Brad Bowling
December 1, 2006

It sounds like a riddle or maybe one of those crazy questions we never could get right on achievement tests in school:

A man has two 1990 Mustangs in his garage. Both are convertibles wearing Deep Emerald Jewel green paint. Both are decked out in Saleen bodywork, but only one of the cars is a real Saleen Mustang. Is one car more 'special' than the other? What's going on here?

Jeff Reasons' high-performance duo is a great puzzle for Mustang detectives to decipher. We've given a few strong clues already, but before we send you running for that dog-eared copy of The Saleen Book, let us take you back some 17 years to find the answer.

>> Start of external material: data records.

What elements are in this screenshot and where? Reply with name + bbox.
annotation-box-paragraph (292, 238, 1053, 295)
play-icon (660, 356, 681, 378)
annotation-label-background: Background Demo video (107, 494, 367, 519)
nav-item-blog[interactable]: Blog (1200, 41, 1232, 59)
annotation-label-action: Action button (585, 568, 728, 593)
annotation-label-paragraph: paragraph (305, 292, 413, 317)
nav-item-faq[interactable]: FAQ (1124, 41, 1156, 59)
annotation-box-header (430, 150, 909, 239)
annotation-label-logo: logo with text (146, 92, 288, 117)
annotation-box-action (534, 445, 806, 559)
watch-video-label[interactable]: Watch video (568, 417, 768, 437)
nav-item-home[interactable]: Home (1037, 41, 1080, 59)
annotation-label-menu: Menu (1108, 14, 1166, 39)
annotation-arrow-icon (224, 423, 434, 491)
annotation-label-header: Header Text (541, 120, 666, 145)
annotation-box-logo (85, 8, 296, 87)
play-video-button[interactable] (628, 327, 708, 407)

The market planners at Ford Motor Company had scheduled a phase-out of the rear-drive Mustang platform in the late 1980s, but a near-violent public reaction convinced them such a move would be corporate suicide. Ford decided to keep the Fox platform until a suitable replacement could be designed, which explains why 1987-93 Mustangs were nearly identical from year to year. The Mazda-designed, front-drive coupe that was to have been the 1988 Mustang was renamed "Probe," and an American cultural icon was saved the embarrassment of finishing its career as a four-cylinder Japanese car.

Unfortunately, giant companies move at glacial speeds, and Ford completely missed the 25th anniversary of the more-popular-than-ever Mustang it had planned to kill. If you don't believe us, check the records. Ford produced a 20th anniversary model in 1984, a 30th in 1994, a 35th in 1999 and a 40th in 2004, but no 25th. Just like with any forgotten birthday, excuses were made and there were attempts to smooth things over with the insulted party (such as tiny "25th Anniversary" dash emblems Ford applied to all Mustangs built between March of '89 and April of '90).

The first substantial move to appease loyal Mustangers occurred between January and April of 1990, when Ford produced 4,103 Mustang LX 5.0-liter convertibles with monochrome Deep Emerald Jewel Green paint (code PA), white tops, white leather interiors, Sport Seats, trunk-mounted luggage racks and the GT's turbine-like, 15-inch wheels.

Dealers called it the "Limited Edition LX," but the public dubbed the late birthday present "the 7UP car" and "the NCAA Mustang" - both of which have some validity. The 7UP soft drink company had a marketing arrangement to give away 30 green Mustang convertibles at the 1990 National Collegiate Athletic Association basketball finals to any specially chosen audience member who could sink a basket from center court. For unknown reasons, the contest never launched, leaving Ford with an attractive LE package it was free to sell to the public.

Regardless of what you call it, the '90 LE gave the Fox Mustang an exciting collector model (something it was sorely missing in its fourth year without change). Most cars - 2,743, in fact - were equipped with the four-speed automatic overdrive transmission, while 1,360 had five-speeds. There were an additional 261 cars built for export.

This is where Saleen Autosport enters the picture. Since there were no body pieces unique to the LE, Saleen easily slid some of the green convertibles through its Anaheim, CA, facility at the request of its customers. About a dozen 7UP cars drove in one end of the building, and very special Saleen Mustangs drove out the other. The only paint and body work required for the conversions was the removal of the standard trunk-mounted luggage rack and filling of the holes, but this task was performed on every LX Mustang that went through Saleen Autosport's hands. The 7UP Saleens were so desirable that one car sits today in a garage with less than 90 miles on the odometer!